I am at +5 on my bike trips to gas trips, and so far have used my bike for half of all my trips counting walking and horseback trips. The Challenge has also made me smarter about using my gas trips. The only time I have used the 4-wheeler to go to the fields recently was when I changed checks and had to carry the irrigating canvases a long distance (one from the ranch itself and two from the bottom to the top of the East Side) and otherwise have mainly used for gas for trips requiring the carrying of a large load. I have gotten a lot better though about biking cargo, even making a couple of trips with the propane gas burner, which is a bit terrifying as pressurized gas is never my favorite thing to deal with, and especially not with how much the B.O.B. bounces. But it went great, the weight held the trailer down and it was actually smoother than carrying the tank on the 4-wheeler. I got the ditches cleaned so that we are now irrigating the check below Grandpa's poplars, which is one of my favorite places on the ranch.
My body is feeling a little tired from the combination of different activities, it's not like the rhythm of regular biking. Yesterday Bodie fell in the ditch and got soaked on the coldest day lately. She was shivering at first, but by the time we had crossed the Big Creek she had gotten herself warm again.
Irrigating is repetition and movement at the same time. I repeat the same motions, the changing of the canvases, over and over, but also move across the field. This becomes built into the feeling of the mountains and sky at all times of day. In that rhythm one begins to become the part of the place. Using a machine, this is all cut up by noise and fumes, but breathing along on the bicycle bumping through cow tracks and avoiding greasewood spines and branches, I feel it.

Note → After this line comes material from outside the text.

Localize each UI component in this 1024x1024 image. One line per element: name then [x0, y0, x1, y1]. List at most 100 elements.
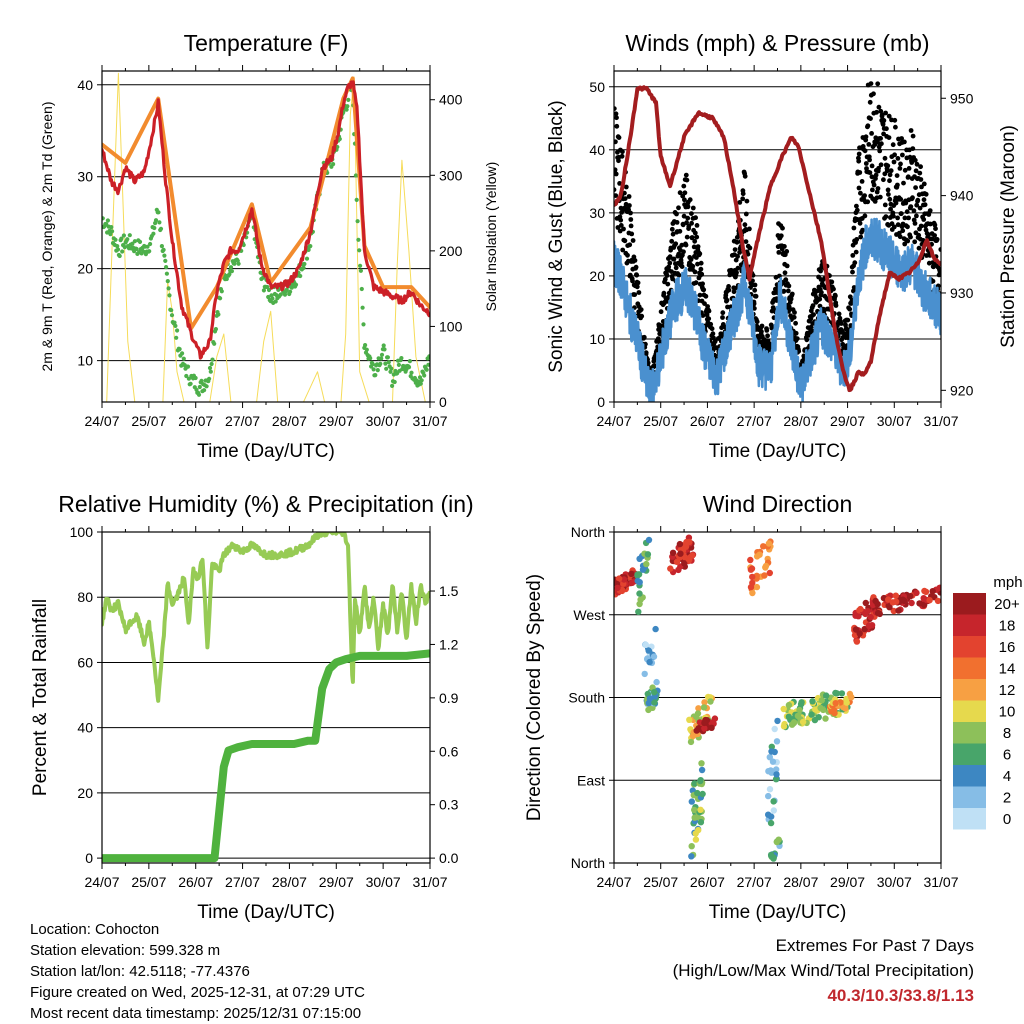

On a more practical note, when I went to Winnemucca last week I invested in two Specialized slime tubes at Bikes and More and since then I haven't had a flat on my ranch bike (knock on wood). But I still haven't gotten around to fixing my flats on the Surly—bad Dan—although I have decided I am going to switch my Surly tires from the 700X32 Ritchey Speed Maxes I am using now to an old set of 700X35 ones. I'm hoping the change will give the Surly a bit more traction in the sand. I am also thinking of investing in a set of Specialized Armadillo tires for Surly ranch life. These are the tires that Chuck at Bikes and More recommended to me and I trust him to understand conditions out here in the sticks (literally, greasewood spines) better than anyone.
Wish me luck, the weather is supposed to be completely clear next week and it's definitely time for a longer trip, so we may duck out of the ranch for a few days next week ~ I'm already thinking about routes toward the Refuge, or maybe up into Oregon ~
That's awesome, I'm glad the challenge is going well. I can't wait to ride!!!